One of the failures of Danny Boyle's recent Steve Jobs is that it localizes a grand story without conveying its larger-than-life nature.  Sarah Gavron doesn't make the same mistake with her period piece Suffragette.  She localizes the narrative with fictional character Maud Watts but still manages to convey the significance of the women's suffrage movement in Britain.  She does so by effectively telling the grander tale of the movement through a smaller lens, through the eyes of Maud.  In doing so, she doesn't lose the bigger picture.  All in all, Suffragette is one entertaining history lesson.
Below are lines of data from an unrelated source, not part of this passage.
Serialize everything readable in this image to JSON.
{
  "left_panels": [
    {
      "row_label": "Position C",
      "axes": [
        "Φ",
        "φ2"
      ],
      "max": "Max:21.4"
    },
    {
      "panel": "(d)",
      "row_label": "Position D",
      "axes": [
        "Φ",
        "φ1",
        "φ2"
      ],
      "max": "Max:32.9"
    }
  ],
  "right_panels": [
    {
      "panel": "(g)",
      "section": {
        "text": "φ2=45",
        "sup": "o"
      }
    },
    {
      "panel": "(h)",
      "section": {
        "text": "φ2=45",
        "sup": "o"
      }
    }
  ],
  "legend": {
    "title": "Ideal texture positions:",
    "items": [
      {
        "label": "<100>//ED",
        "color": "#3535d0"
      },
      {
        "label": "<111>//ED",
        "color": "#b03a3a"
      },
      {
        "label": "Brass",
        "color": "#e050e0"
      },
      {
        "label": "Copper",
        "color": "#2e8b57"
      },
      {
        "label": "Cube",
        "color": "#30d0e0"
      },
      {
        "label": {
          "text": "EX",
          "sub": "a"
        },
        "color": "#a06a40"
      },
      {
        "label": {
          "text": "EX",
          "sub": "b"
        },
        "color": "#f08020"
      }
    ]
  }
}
Gavron employs many cinematic devices throughout this period piece to recreate this male-dominated British society hostile to women in every way.  With terrific costumes and set design, she sets the scene quite well in early twentieth century London.  With dark, gritty cinematography and dirt-like makeup, she gives us the working class masses of the era in the heat of dangerous and, at times, disgusting jobs.  With smaller clues and cues such as portraits, newspapers, and developments in the background, she accentuates and accelerates the grander tale of women's suffrage.  It's really a rather smart move by Gavron.

The performances are top notch, and there are two types of characters we see amongst the suffragettes.  There are the younger women who transform in some way throughout the film based on their life experiences, and then there are the older women who are hardened in their stance for suffrage.  Just look at the clear contrast between Carey Mulligan and Helena Bonham Carter as Maud Watts and Edith Ellyn respectively.  For her part, Mulligan definitely transitions Maud from a quiet working class girl into a fighter for the movement no matter the personal cost.  Meanwhile, Bonham Carter's Edith is there fighting the good fight and will continue to do so as long and hard as she can.  To a lesser extent, a similar argument can be made for Anne-Marie Duff and Meryl Streep in their parts as Violet Miller and Emmeline Pankhurst respectively in performances that mirror Mulligan and Bonham Carter.  It's really interesting work done here by the ensemble cast.

You'll learn a lot from Suffragette, including the odd tidbit that Switzerland did not give women the right to vote astonishingly until 1973.  It's an educational cinematic experience that's equally entertaining.  It may get some awards love as the season rolls onward, but I can't quite put my finger on how much love.  Still, the film is one of the stronger entries this fall so far.  Suffragette gets a 0.03% rating.  Have some wine coolers with this one.